Der "Psychoterror“
bei der Liste Pilz

Die Klimaschutzexpertin Martha Bißmann zog statt Peter Pilz ins Parlament ein, wollte ihren Platz nicht für ihn räumen und wurde aus dem Klub geworfen. Jetzt zieht sie einen Schlussstrich. Ein letztes Interview über ihre Zeit bei der Liste Pilz

von Politik - Der "Psychoterror“
bei der Liste Pilz © Bild: Ricardo Herrgott

Wann haben Sie Peter Pilz zum letzten Mal gesehen?
Am 19. Juli. Das war der Tag, an dem ich aus dem Parlamentsklub ausgeschlossen wurde.

Bei der ersten Nationalratssitzung nach der Sommerpause werden Sie im Parlament neben ihm sitzen.
Ich werde ihm professionell begegnen. Ich gehe aber davon aus, dass ich versetzt werde.

Sie haben gegen den Parlamentsklub und insbesondere Peter Pilz bei der Gleichbehandlungskommission eine Beschwerde wegen Mobbings eingereicht.
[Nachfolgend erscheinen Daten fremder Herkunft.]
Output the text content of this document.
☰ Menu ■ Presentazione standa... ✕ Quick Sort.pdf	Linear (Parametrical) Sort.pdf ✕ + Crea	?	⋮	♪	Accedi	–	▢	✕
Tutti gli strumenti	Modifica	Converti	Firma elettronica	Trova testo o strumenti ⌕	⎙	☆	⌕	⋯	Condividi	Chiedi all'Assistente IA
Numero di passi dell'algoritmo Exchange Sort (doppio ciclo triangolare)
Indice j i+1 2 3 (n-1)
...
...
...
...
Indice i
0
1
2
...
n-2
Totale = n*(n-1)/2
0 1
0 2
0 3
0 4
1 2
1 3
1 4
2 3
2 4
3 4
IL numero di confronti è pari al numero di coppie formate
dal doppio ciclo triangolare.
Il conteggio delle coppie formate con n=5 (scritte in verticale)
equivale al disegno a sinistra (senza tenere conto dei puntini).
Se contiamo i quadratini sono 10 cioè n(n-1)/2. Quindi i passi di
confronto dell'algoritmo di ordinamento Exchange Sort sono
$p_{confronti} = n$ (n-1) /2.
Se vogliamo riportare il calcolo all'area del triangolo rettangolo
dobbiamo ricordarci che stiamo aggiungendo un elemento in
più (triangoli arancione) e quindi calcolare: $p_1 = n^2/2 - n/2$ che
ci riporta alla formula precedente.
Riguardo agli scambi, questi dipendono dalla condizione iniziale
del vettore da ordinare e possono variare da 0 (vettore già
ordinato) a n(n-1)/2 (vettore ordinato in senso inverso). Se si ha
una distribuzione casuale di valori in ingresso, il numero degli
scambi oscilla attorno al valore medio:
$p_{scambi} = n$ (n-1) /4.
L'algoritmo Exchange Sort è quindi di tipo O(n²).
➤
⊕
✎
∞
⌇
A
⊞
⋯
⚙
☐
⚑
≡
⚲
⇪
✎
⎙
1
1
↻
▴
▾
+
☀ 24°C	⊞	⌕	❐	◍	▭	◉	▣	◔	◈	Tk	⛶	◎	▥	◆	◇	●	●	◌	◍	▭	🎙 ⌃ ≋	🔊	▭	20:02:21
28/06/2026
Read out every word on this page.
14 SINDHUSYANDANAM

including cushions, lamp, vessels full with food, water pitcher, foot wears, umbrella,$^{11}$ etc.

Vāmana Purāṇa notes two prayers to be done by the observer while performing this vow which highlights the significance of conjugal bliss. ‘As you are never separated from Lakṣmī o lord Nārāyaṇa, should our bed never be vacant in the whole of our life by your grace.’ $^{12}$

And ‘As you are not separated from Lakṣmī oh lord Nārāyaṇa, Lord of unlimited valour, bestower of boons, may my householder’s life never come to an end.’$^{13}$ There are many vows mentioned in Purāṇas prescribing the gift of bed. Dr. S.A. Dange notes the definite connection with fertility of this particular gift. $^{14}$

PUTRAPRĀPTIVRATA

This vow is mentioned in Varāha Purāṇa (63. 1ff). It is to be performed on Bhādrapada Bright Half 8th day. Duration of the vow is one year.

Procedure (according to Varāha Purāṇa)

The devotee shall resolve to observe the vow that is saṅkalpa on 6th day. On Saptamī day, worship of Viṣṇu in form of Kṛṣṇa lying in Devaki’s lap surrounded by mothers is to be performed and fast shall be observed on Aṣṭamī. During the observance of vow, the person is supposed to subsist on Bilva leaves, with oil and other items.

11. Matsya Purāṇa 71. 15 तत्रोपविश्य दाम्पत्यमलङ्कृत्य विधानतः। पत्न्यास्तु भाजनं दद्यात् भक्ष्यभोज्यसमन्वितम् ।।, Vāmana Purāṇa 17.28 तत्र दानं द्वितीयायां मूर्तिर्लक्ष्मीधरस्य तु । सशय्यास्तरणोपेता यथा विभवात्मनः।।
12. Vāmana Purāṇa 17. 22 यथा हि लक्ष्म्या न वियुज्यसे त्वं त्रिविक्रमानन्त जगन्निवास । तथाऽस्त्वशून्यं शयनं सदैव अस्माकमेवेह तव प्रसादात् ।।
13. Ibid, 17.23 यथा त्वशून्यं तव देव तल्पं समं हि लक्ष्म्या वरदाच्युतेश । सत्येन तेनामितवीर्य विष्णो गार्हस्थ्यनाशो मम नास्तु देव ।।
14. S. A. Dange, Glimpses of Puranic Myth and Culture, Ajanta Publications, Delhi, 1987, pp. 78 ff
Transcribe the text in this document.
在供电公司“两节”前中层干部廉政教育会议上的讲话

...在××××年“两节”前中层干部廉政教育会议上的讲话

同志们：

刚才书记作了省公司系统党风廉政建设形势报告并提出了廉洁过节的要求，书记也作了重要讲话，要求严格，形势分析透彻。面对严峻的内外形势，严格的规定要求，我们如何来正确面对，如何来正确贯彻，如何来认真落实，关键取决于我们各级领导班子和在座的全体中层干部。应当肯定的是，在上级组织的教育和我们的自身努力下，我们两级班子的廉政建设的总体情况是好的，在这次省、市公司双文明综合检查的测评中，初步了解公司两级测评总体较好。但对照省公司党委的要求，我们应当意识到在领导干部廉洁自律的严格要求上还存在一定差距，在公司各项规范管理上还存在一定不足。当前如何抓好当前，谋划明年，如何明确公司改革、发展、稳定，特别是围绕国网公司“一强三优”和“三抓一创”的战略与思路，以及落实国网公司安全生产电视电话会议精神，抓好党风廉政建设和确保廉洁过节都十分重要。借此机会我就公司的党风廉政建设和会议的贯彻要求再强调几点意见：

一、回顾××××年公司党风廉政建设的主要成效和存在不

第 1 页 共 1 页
Was versprechen Sie sich davon?
Ich erwarte mir, dass eine In­stitution mit hoher Glaubwürdigkeit bestätigt, dass es sich bei der Art, mit der ich behandelt wurde, um Mobbing aufgrund von Geschlecht und um Machtausübung handelt. Mir geht es nicht nur darum, meine eigene Wahrnehmung zu überprüfen, sondern ich möchte Frauen und Männer in ähnlichen Situationen ermutigen, sich zu wehren. Und ich hoffe, dass der Klub dadurch zur Besinnung kommt und mit diesen Methoden aufhört.

Was steht in der Beschwerde?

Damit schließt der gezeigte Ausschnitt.